The Critical Emotional Turn in Second Language Teacher Education

4 February 2025, 4.00 PM - 4 February 2025, 5.00 PM

Professor Peter De Costa (Michigan State University)

Online

Event information

The Critical Emotional Turn in Second Language Teacher Education

Tuesday 4th February 2025, 16:00 - 17:00 (GMT)

This event is hosted by the Language, Literacies and Education Network (LLEN)

Venue – Online.

Registration - Sign up for this event on the Eventbrite page

 

About the event

Following the growing interest in the sociopolitical dimensions of second language teacher emotions (e.g., De Costa et al. 2019; Gkonou & Miller, 2022) and teacher well being (e.g., Mercer, 2020, 2021), I examine developments in these adjacent areas of research.

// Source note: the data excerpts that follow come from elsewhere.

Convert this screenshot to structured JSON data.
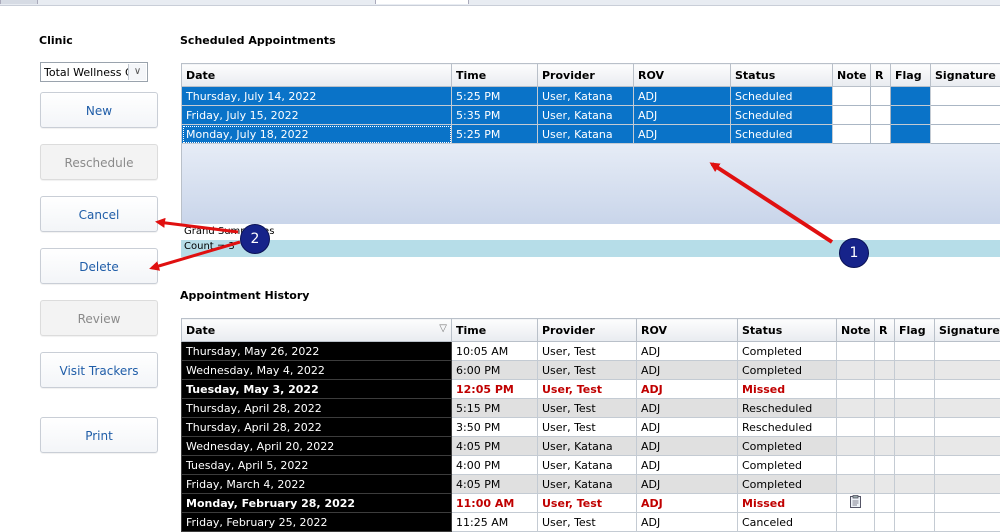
{
  "clinic": {
    "label": "Clinic",
    "selected": "Total Wellness C"
  },
  "buttons": {
    "new": "New",
    "reschedule": "Reschedule",
    "cancel": "Cancel",
    "delete": "Delete",
    "review": "Review",
    "visit_trackers": "Visit Trackers",
    "print": "Print"
  },
  "scheduled": {
    "title": "Scheduled Appointments",
    "columns": [
      "Date",
      "Time",
      "Provider",
      "ROV",
      "Status",
      "Note",
      "R",
      "Flag",
      "Signature"
    ],
    "rows": [
      {
        "date": "Thursday, July 14, 2022",
        "time": "5:25 PM",
        "provider": "User, Katana",
        "rov": "ADJ",
        "status": "Scheduled"
      },
      {
        "date": "Friday, July 15, 2022",
        "time": "5:35 PM",
        "provider": "User, Katana",
        "rov": "ADJ",
        "status": "Scheduled"
      },
      {
        "date": "Monday, July 18, 2022",
        "time": "5:25 PM",
        "provider": "User, Katana",
        "rov": "ADJ",
        "status": "Scheduled"
      }
    ],
    "grand_summaries": "Grand Summaries",
    "count": "Count = 3"
  },
  "history": {
    "title": "Appointment History",
    "columns": [
      "Date",
      "Time",
      "Provider",
      "ROV",
      "Status",
      "Note",
      "R",
      "Flag",
      "Signature"
    ],
    "sort_icon": "sort-desc-icon",
    "rows": [
      {
        "date": "Thursday, May 26, 2022",
        "time": "10:05 AM",
        "provider": "User, Test",
        "rov": "ADJ",
        "status": "Completed",
        "missed": false
      },
      {
        "date": "Wednesday, May 4, 2022",
        "time": "6:00 PM",
        "provider": "User, Test",
        "rov": "ADJ",
        "status": "Completed",
        "missed": false
      },
      {
        "date": "Tuesday, May 3, 2022",
        "time": "12:05 PM",
        "provider": "User, Test",
        "rov": "ADJ",
        "status": "Missed",
        "missed": true
      },
      {
        "date": "Thursday, April 28, 2022",
        "time": "5:15 PM",
        "provider": "User, Test",
        "rov": "ADJ",
        "status": "Rescheduled",
        "missed": false
      },
      {
        "date": "Thursday, April 28, 2022",
        "time": "3:50 PM",
        "provider": "User, Test",
        "rov": "ADJ",
        "status": "Rescheduled",
        "missed": false
      },
      {
        "date": "Wednesday, April 20, 2022",
        "time": "4:05 PM",
        "provider": "User, Katana",
        "rov": "ADJ",
        "status": "Completed",
        "missed": false
      },
      {
        "date": "Tuesday, April 5, 2022",
        "time": "4:00 PM",
        "provider": "User, Katana",
        "rov": "ADJ",
        "status": "Completed",
        "missed": false
      },
      {
        "date": "Friday, March 4, 2022",
        "time": "4:05 PM",
        "provider": "User, Katana",
        "rov": "ADJ",
        "status": "Completed",
        "missed": false
      },
      {
        "date": "Monday, February 28, 2022",
        "time": "11:00 AM",
        "provider": "User, Test",
        "rov": "ADJ",
        "status": "Missed",
        "missed": true,
        "note_icon": "clipboard-icon"
      },
      {
        "date": "Friday, February 25, 2022",
        "time": "11:25 AM",
        "provider": "User, Test",
        "rov": "ADJ",
        "status": "Canceled",
        "missed": false
      }
    ]
  },
  "annotations": {
    "badge1": "1",
    "badge2": "2",
    "arrow_color": "#e01010",
    "badge_color": "#16238a"
  },
  "colors": {
    "selected_row": "#0a73c8",
    "missed_text": "#c00000",
    "summary_bar": "#b6dde8"
  }
}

Both lines of research consider the ecologies in which teachers are embedded. To illustrate the vibrant and burgeoning L2 teacher emotion research agenda, I draw on recent examples in the broader applied linguistics and second language teacher education (SLTE) research.

In particular, explore how the SLTE research landscape can be enriched by a systematic investigation of teacher emotion labor (Benesch, 2017) and feeling rules (Zembylas, 2007), with a view to advocate for language teaching professionals.

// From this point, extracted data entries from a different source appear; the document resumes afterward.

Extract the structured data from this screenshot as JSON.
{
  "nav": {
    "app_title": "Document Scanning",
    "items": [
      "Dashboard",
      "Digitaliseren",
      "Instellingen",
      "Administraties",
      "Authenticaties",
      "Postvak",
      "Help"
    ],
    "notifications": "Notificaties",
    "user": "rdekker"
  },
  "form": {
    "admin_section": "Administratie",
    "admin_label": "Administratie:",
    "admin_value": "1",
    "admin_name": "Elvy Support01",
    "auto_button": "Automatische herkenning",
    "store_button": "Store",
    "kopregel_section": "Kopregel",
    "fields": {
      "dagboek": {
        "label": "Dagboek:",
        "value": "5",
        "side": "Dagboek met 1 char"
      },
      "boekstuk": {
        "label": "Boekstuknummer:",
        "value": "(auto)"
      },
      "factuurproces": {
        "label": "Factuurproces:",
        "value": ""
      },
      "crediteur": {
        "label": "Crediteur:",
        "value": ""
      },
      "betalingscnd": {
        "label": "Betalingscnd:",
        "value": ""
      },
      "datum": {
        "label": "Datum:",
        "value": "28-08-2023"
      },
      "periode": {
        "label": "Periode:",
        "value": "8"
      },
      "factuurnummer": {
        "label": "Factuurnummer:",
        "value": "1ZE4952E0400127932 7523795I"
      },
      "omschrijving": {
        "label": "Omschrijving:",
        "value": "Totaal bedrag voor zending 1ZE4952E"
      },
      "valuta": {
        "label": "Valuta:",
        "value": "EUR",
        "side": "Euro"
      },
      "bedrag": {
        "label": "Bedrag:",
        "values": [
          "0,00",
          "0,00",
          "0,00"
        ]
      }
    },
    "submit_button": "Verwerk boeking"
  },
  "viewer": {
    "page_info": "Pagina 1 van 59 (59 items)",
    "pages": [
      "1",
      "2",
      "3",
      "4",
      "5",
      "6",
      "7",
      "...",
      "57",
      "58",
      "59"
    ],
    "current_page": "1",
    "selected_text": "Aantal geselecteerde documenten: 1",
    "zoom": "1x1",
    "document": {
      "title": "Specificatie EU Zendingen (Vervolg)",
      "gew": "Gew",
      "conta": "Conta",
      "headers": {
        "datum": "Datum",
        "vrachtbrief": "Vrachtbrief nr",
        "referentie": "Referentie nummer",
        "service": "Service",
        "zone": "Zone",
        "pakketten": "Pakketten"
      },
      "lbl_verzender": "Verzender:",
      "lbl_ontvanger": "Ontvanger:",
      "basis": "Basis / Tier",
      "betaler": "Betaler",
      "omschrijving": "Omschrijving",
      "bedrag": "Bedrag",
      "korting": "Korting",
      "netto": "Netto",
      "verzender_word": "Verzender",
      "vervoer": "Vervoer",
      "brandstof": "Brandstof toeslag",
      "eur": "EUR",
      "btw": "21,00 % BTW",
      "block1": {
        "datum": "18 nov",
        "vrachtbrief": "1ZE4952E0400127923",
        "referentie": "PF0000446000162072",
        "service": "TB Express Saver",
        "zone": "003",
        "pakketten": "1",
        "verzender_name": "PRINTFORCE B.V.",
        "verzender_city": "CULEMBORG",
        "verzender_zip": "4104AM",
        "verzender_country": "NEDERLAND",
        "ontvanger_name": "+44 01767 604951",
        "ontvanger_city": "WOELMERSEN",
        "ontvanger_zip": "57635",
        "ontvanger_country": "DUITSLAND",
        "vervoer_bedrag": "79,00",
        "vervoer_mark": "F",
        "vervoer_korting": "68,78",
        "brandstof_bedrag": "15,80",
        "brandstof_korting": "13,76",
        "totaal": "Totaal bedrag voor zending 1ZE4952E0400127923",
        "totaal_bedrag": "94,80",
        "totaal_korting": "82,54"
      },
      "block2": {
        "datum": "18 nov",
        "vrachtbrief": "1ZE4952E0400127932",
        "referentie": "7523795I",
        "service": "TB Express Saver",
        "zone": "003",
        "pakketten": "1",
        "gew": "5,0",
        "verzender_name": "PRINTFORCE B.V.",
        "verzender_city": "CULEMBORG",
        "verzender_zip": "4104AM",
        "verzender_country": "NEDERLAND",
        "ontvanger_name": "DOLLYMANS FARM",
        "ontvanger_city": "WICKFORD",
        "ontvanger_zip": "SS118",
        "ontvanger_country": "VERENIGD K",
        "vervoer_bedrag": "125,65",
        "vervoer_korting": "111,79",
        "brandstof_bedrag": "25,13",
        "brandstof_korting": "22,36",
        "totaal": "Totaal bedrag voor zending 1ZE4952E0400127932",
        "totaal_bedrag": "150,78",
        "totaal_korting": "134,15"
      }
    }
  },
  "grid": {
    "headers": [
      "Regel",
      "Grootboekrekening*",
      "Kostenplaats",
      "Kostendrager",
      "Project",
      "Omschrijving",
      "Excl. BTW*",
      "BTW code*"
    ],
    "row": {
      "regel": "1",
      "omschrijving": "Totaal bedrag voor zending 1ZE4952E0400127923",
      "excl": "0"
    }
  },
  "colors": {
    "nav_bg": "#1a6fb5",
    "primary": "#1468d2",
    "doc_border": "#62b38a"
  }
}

Peter I. De Costa is a Professor in the Department of Linguistics, Languages & Cultures and the Department of Teacher Education at Michigan State University, where he directs the Master’s in TESOL program in the College of Arts & Letters. He is also the English as a Second Language (ESL) graduate director in the College of Education. As a critical applied linguist, his research areas include emotions, identity, ideology and ethics in language learning, language teaching, and language policy. In addition, his ecologically- and social justice-oriented work looks at the intersection between second language acquisition (SLA), second language teacher education (SLTE), and language policy. He is the co-editor of TESOL Quarterly and the President of the American Association for Applied Linguistics.